The 32-page judgement, which was later obtained by the media, stated that the court held Suzanah's letter did not state that she was directed by the then Home Affairs Minister Tan Sri Syed Hamid Albar to confiscate the CDs.

"We noted that there was nothing in the former minister's (Syed Hamid) affidavit that had stated that he was the person who had made the decision neither had he averred that Suzanah was merely communicating his decision," said Abang Iskandar in his judgment.

Justice Abang Iskandar said that the court agreed with the submissions by Jill's counsel that an officer was only empowered to make a temporary withholding order and could not step into the shoes of the minister to make a permanent withholding order.

Suzanah was ill-equipped to issue an order that was envisaged to be issued by a Minister under Section 9 of the Printing Presses and Publications Act, he said.

On Jill's cross-appeal, Justice Abang Iskandar, in his judgment said there were issues concerning deprivation of freedom of religion and right to equality or freedom from discrimination which were not dealt by the High Court.

He said those issues involved scrutiny of the affidavit evidence and thus it was prudent for the matter to be remitted back to the High Court for those issues to be considered before another judge.

"This approach, will also ensure that parties are not deprived of their constitutional right of appeal on findings of fact as well as findings of law by the High Court," he said.

In her judicial review application, Jill, 34, a Melanau, sought for a certiorari order to quash the Home Ministry's decision to confiscate the CDs as well as a mandamus order to compel the Home Ministry to return the CDs.

She had also sought for a declaration that it was her constitutional right to import publications in her exercise of her right to practice the religion of her own and right to education guaranteed under Article 11 of the Federal Constitution.

She also wanted the court to grant her a declaration that she was guaranteed equality before the law as enshrined under Article 8 of the Federal Constitution and was protected from discrimination on religion in the administration of the law.

On May 11, 2008, the CDs bearing titles such as 'Cara Hidup Dalam Kerajaan Allah', 'Hidup Benar Dalam Kerajaan Allah' and 'Ibadah Yang Benar Dalam Kerajaan Allah', were seized from Jill upon her arrival at the low-cost carrier terminal in Sepang.

Jill, who is from the Sarawak SIB church, subsequently filed a judicial review application on Aug 20, 2008 seeking for the return of the CDs as well as seeking declaratory reliefs.

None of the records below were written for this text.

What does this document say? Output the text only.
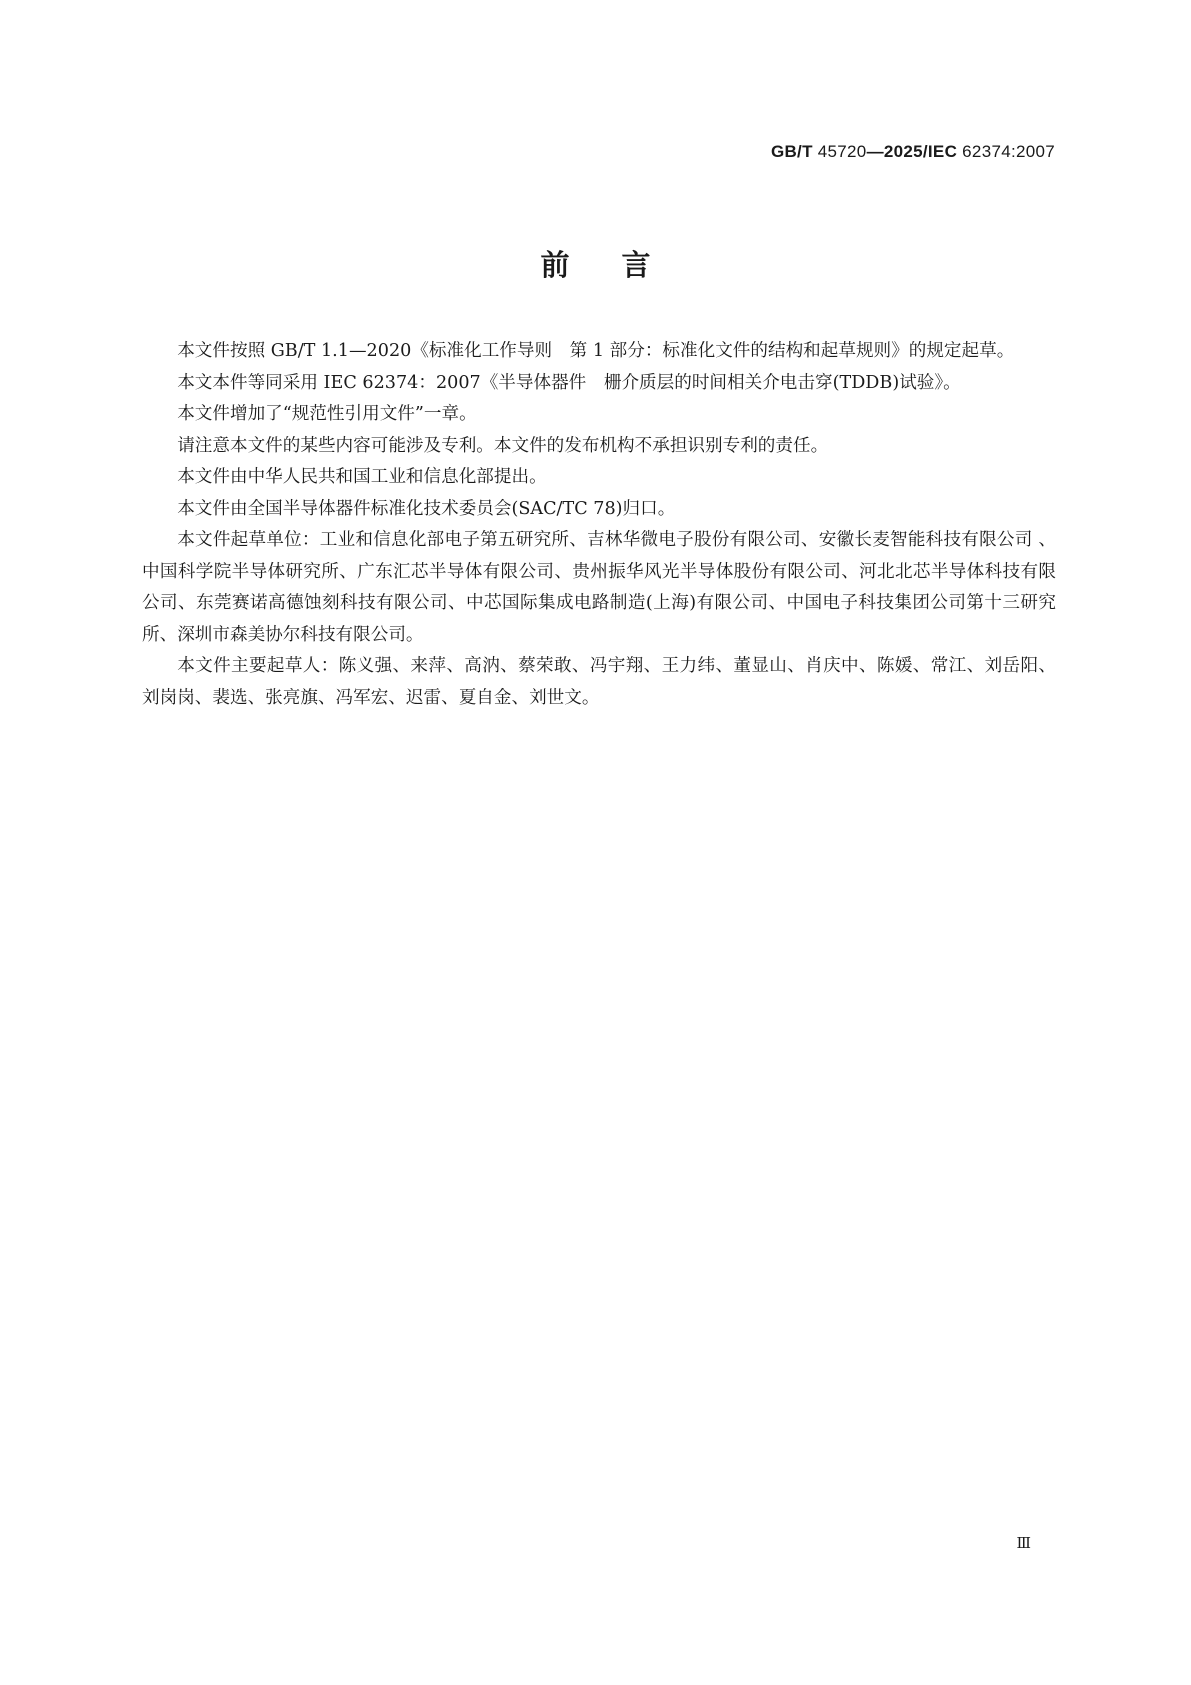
GB/T 45720—2025/IEC 62374:2007
前言

本文件按照 GB/T 1.1—2020《标准化工作导则　第 1 部分：标准化文件的结构和起草规则》的规定起草。

本文本件等同采用 IEC 62374：2007《半导体器件　栅介质层的时间相关介电击穿(TDDB)试验》。

本文件增加了“规范性引用文件”一章。

请注意本文件的某些内容可能涉及专利。本文件的发布机构不承担识别专利的责任。

本文件由中华人民共和国工业和信息化部提出。

本文件由全国半导体器件标准化技术委员会(SAC/TC 78)归口。

本文件起草单位：工业和信息化部电子第五研究所、吉林华微电子股份有限公司、安徽长麦智能科技有限公司 、中国科学院半导体研究所、广东汇芯半导体有限公司、贵州振华风光半导体股份有限公司、河北北芯半导体科技有限公司、东莞赛诺高德蚀刻科技有限公司、中芯国际集成电路制造(上海)有限公司、中国电子科技集团公司第十三研究所、深圳市森美协尔科技有限公司。

本文件主要起草人：陈义强、来萍、高汭、蔡荣敢、冯宇翔、王力纬、董显山、肖庆中、陈媛、常江、刘岳阳、刘岗岗、裴选、张亮旗、冯军宏、迟雷、夏自金、刘世文。

Ⅲ
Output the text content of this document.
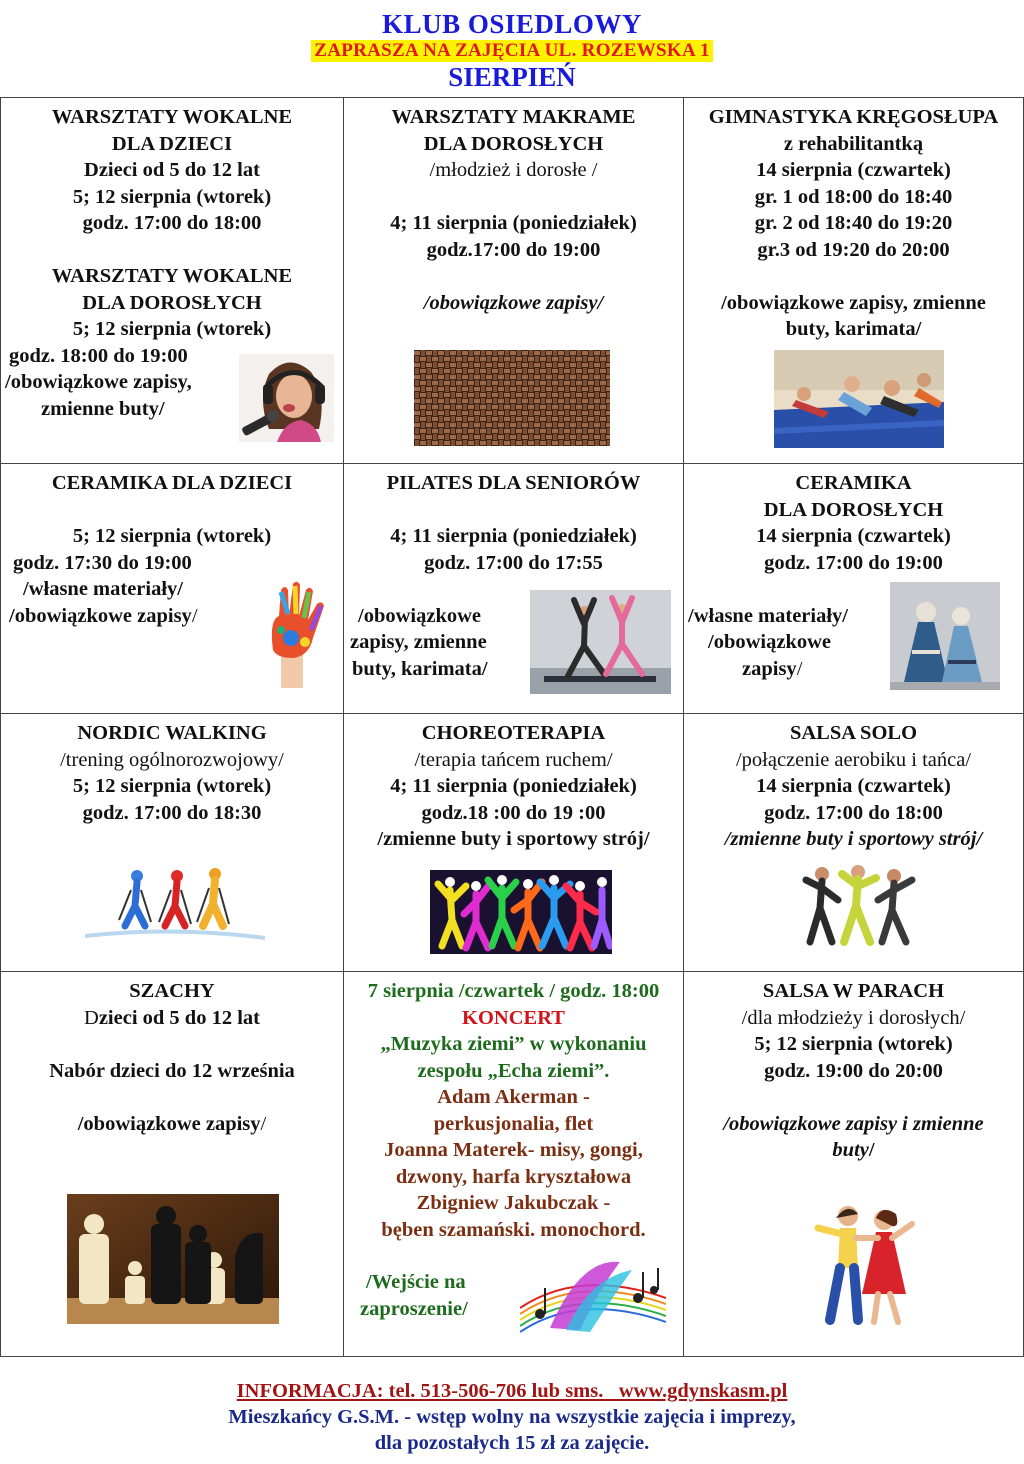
KLUB OSIEDLOWY
ZAPRASZA NA ZAJĘCIA UL. ROZEWSKA 1
SIERPIEŃ
WARSZTATY WOKALNE
DLA DZIECI
Dzieci od 5 do 12 lat
5; 12 sierpnia (wtorek)
godz. 17:00 do 18:00
WARSZTATY WOKALNE
DLA DOROSŁYCH
5; 12 sierpnia (wtorek)
godz. 18:00 do 19:00
/obowiązkowe zapisy,
zmienne buty/
WARSZTATY MAKRAME
DLA DOROSŁYCH
/młodzież i dorosłe /
4; 11 sierpnia (poniedziałek)
godz.17:00 do 19:00
/obowiązkowe zapisy/
GIMNASTYKA KRĘGOSŁUPA
z rehabilitantką
14 sierpnia (czwartek)
gr. 1 od 18:00 do 18:40
gr. 2 od 18:40 do 19:20
gr.3 od 19:20 do 20:00
/obowiązkowe zapisy, zmienne
buty, karimata/
CERAMIKA DLA DZIECI
5; 12 sierpnia (wtorek)
godz. 17:30 do 19:00
/własne materiały/
/obowiązkowe zapisy/
PILATES DLA SENIORÓW
4; 11 sierpnia (poniedziałek)
godz. 17:00 do 17:55
/obowiązkowe
zapisy, zmienne
buty, karimata/
CERAMIKA
DLA DOROSŁYCH
14 sierpnia (czwartek)
godz. 17:00 do 19:00
/własne materiały/
/obowiązkowe
zapisy/
NORDIC WALKING
/trening ogólnorozwojowy/
5; 12 sierpnia (wtorek)
godz. 17:00 do 18:30
CHOREOTERAPIA
/terapia tańcem ruchem/
4; 11 sierpnia (poniedziałek)
godz.18 :00 do 19 :00
/zmienne buty i sportowy strój/
SALSA SOLO
/połączenie aerobiku i tańca/
14 sierpnia (czwartek)
godz. 17:00 do 18:00
/zmienne buty i sportowy strój/
SZACHY
Dzieci od 5 do 12 lat
Nabór dzieci do 12 września
/obowiązkowe zapisy/
7 sierpnia /czwartek / godz. 18:00
KONCERT
„Muzyka ziemi” w wykonaniu
zespołu „Echa ziemi”.
Adam Akerman -
perkusjonalia, flet
Joanna Materek- misy, gongi,
dzwony, harfa kryształowa
Zbigniew Jakubczak -
bęben szamański. monochord.
/Wejście na
zaproszenie/
SALSA W PARACH
/dla młodzieży i dorosłych/
5; 12 sierpnia (wtorek)
godz. 19:00 do 20:00
/obowiązkowe zapisy i zmienne
buty/
INFORMACJA: tel. 513-506-706 lub sms.   www.gdynskasm.pl
Mieszkańcy G.S.M. - wstęp wolny na wszystkie zajęcia i imprezy,
dla pozostałych 15 zł za zajęcie.
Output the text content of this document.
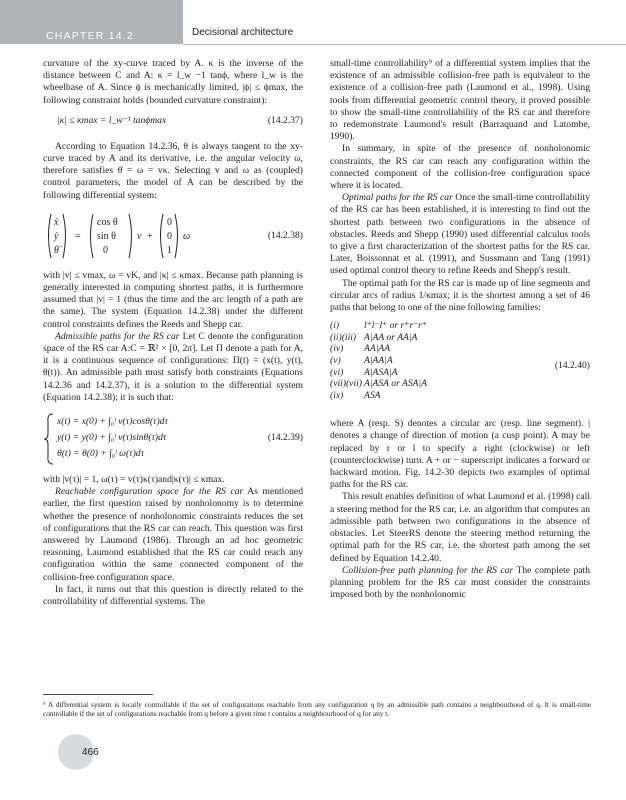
CHAPTER 14.2	Decisional architecture

curvature of the xy-curve traced by A. κ is the inverse of the distance between C and A: κ = l_w −1 tanϕ, where l_w is the wheelbase of A. Since ϕ is mechanically limited, |ϕ| ≤ ϕmax, the following constraint holds (bounded curvature constraint):

|κ| ≤ κmax = l_w⁻¹ tanϕmax	(14.2.37)

According to Equation 14.2.36, θ is always tangent to the xy-curve traced by A and its derivative, i.e. the angular velocity ω, therefore satisfies θ̇ = ω = vκ. Selecting v and ω as (coupled) control parameters, the model of A can be described by the following differential system:

ẋ
ẏ
θ̇
=
cos θ
sin θ
0
v +
0
0
1
ω	(14.2.38)

with |v| ≤ vmax, ω = vK, and |κ| ≤ κmax. Because path planning is generally interested in computing shortest paths, it is furthermore assumed that |v| = 1 (thus the time and the arc length of a path are the same). The system (Equation 14.2.38) under the different control constraints defines the Reeds and Shepp car.

Admissible paths for the RS car Let C denote the configuration space of the RS car A:C = ℝ² × [0, 2π]. Let Π denote a path for A, it is a continuous sequence of configurations: Π(t) = (x(t), y(t), θ(t)). An admissible path must satisfy both constraints (Equations 14.2.36 and 14.2.37), it is a solution to the differential system (Equation 14.2.38); it is such that:

x(t) = x(0) + ∫₀ᵗ v(τ)cosθ(τ)dτ
y(t) = y(0) + ∫₀ᵗ v(τ)sinθ(τ)dτ
θ(t) = θ(0) + ∫₀ᵗ ω(τ)dτ
(14.2.39)

with |v(τ)| = 1, ω(τ) = v(τ)κ(τ)and|κ(τ)| ≤ κmax.

Reachable configuration space for the RS car As mentioned earlier, the first question raised by nonholonomy is to determine whether the presence of nonholonomic constraints reduces the set of configurations that the RS car can reach. This question was first answered by Laumond (1986). Through an ad hoc geometric reasoning, Laumond established that the RS car could reach any configuration within the same connected component of the collision-free configuration space.

In fact, it turns out that this question is directly related to the controllability of differential systems. The

small-time controllability⁹ of a differential system implies that the existence of an admissible collision-free path is equivalent to the existence of a collision-free path (Laumond et al., 1998). Using tools from differential geometric control theory, it proved possible to show the small-time controllability of the RS car and therefore to redemonstrate Laumond's result (Barraquand and Latombe, 1990).

In summary, in spite of the presence of nonholonomic constraints, the RS car can reach any configuration within the connected component of the collision-free configuration space where it is located.

Optimal paths for the RS car Once the small-time controllability of the RS car has been established, it is interesting to find out the shortest path between two configurations in the absence of obstacles. Reeds and Shepp (1990) used differential calculus tools to give a first characterization of the shortest paths for the RS car. Later, Boissonnat et al. (1991), and Sussmann and Tang (1991) used optimal control theory to refine Reeds and Shepp's result.

The optimal path for the RS car is made up of line segments and circular arcs of radius 1/κmax; it is the shortest among a set of 46 paths that belong to one of the nine following families:

(i)	l⁺l⁻l⁺ or r⁺r⁻r⁺
(ii)(iii) A|AA or AA|A
(iv) AA|AA
(v) A|AA|A
(vi) A|ASA|A
(vii)(vii) A|ASA or ASA|A
(ix) ASA
(14.2.40)

where A (resp. S) denotes a circular arc (resp. line segment). | denotes a change of direction of motion (a cusp point). A may be replaced by r or l to specify a right (clockwise) or left (counterclockwise) turn. A + or − superscript indicates a forward or backward motion. Fig. 14.2-30 depicts two examples of optimal paths for the RS car.

This result enables definition of what Laumond et al. (1998) call a steering method for the RS car, i.e. an algorithm that computes an admissible path between two configurations in the absence of obstacles. Let SteerRS denote the steering method returning the optimal path for the RS car, i.e. the shortest path among the set defined by Equation 14.2.40.

Collision-free path planning for the RS car The complete path planning problem for the RS car must consider the constraints imposed both by the nonholonomic

⁹ A differential system is locally controllable if the set of configurations reachable from any configuration q by an admissible path contains a neighbourhood of q. It is small-time controllable if the set of configurations reachable from q before a given time t contains a neighbourhood of q for any t.
466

On July 21, last year, the Kuala Lumpur High Court ordered the return of the CDs to Jill but it (the court) did not grant the declaratory relief sought by her.

Senior federal counsel Shamsul Bolhassan said he would seek instructions from the Attorney-General on whether to bring the matter up to the Federal Court and to file for a stay against the Court of Appeal's order.

Meanwhile, Jill's counsel Lim Heng Seng said it was a good decision to return the CDs after eight years, adding that it was certainly good news for the people of Sarawak.